En Lima, Ciudad de los Reyes, centro de vuestra nación, a la cual la gran Madre patria, la católica España, llevó los preciosos tesoros de la fe, de la civilización cristiana y de la lengua, elegisteis Rey vuestro a Cristo, Rey invisible de los sagrados tabernáculos, y jurasteis en vuestras almas servirle a El sólo. Ante El se inclinaron las más altas dignidades del Estado, penetradas como estaban de que ante el Creador del universo, Salvador del género humano, y divino «Pastor y Obispo de vuestras almas» (1P 2, 25), humillarse es exaltarse, servir es reinar, seguir su ley es llevar a los pueblos a la grandeza moral, civil, social, a la paz más firme y a la gloria más noble. En la fúlgida y ardiente luz de fe y de amor a Cristo, apuntasteis entonces por la voz de vuestro Metropolitano y con júbilo del dignísimo Pastor de esa ciudad la aurora de esta jornada de Arequipa, para renovar en un segundo triunfo eucarístico del Rey divino el regocijo de vuestras almas y la exaltación del gran misterio del altar. Reafirmad hoy vuestro grito de Lima; repetid a Cristo la promesa solemne de vuestro servicio, y de vuestra entrega total.
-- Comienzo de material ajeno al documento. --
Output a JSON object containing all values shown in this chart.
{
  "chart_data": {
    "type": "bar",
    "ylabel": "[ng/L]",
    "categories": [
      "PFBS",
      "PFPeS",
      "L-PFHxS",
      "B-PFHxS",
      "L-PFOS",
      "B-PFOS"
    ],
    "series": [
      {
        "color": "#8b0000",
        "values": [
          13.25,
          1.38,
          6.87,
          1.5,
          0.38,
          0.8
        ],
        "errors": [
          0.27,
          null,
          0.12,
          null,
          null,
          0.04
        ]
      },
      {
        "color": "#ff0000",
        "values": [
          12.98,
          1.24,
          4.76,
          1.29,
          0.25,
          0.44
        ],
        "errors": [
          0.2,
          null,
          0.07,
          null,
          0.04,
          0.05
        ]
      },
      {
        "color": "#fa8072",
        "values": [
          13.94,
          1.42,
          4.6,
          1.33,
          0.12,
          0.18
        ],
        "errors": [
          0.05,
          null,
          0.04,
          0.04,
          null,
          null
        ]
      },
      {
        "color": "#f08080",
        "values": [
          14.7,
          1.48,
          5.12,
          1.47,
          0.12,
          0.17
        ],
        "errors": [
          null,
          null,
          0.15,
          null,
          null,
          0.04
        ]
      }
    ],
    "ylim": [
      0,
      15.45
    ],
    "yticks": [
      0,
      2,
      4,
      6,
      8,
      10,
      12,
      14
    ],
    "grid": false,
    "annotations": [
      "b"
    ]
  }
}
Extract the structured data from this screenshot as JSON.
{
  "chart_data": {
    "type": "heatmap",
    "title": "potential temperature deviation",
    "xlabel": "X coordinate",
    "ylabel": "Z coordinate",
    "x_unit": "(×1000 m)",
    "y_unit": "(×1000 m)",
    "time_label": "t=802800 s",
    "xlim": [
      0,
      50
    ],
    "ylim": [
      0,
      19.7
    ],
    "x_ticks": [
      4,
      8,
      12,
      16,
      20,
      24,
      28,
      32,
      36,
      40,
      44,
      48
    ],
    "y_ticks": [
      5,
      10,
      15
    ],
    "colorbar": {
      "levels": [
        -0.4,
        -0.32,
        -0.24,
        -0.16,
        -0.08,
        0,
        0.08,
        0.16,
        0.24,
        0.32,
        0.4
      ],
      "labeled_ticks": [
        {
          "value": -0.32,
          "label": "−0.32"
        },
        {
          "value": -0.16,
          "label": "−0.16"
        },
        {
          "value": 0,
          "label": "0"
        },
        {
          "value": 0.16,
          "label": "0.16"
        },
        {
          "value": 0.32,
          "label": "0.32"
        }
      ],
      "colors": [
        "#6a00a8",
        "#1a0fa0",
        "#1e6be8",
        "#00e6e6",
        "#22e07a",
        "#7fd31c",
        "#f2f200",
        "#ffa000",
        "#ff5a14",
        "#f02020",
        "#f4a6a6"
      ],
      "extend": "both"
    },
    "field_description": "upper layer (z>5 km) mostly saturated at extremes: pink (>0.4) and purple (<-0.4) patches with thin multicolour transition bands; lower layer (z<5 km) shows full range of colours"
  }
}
Triunfe también en Arequipa la fe robusta de la capital de vuestra República. Es la fe de Roma; y ¿no ha merecido Arequipa, cuna de la Sierva de Dios Ana de los Ángeles Monteagudo, esplendor de la orden dominicana y orgullo de la nación entera, el título de la «la Roma del Perú»? Sí; Nuestra fe es la vuestra, y Nos nos postramos con vosotros para adorar a Cristo Rey en el sacramento, unidos a vosotros, a través del océano, por la voz de Nuestros labios y por los latidos de Nuestro corazón, en una visión que os abraza a todos, hijos queridos de la amada tierra del Perú, instruidos en la escuela de las cosas celestiales, guiados a los pastos salutíferos por vuestros eximios Pastores, y hoy reunidos en torno a la persona de Nuestro Legado.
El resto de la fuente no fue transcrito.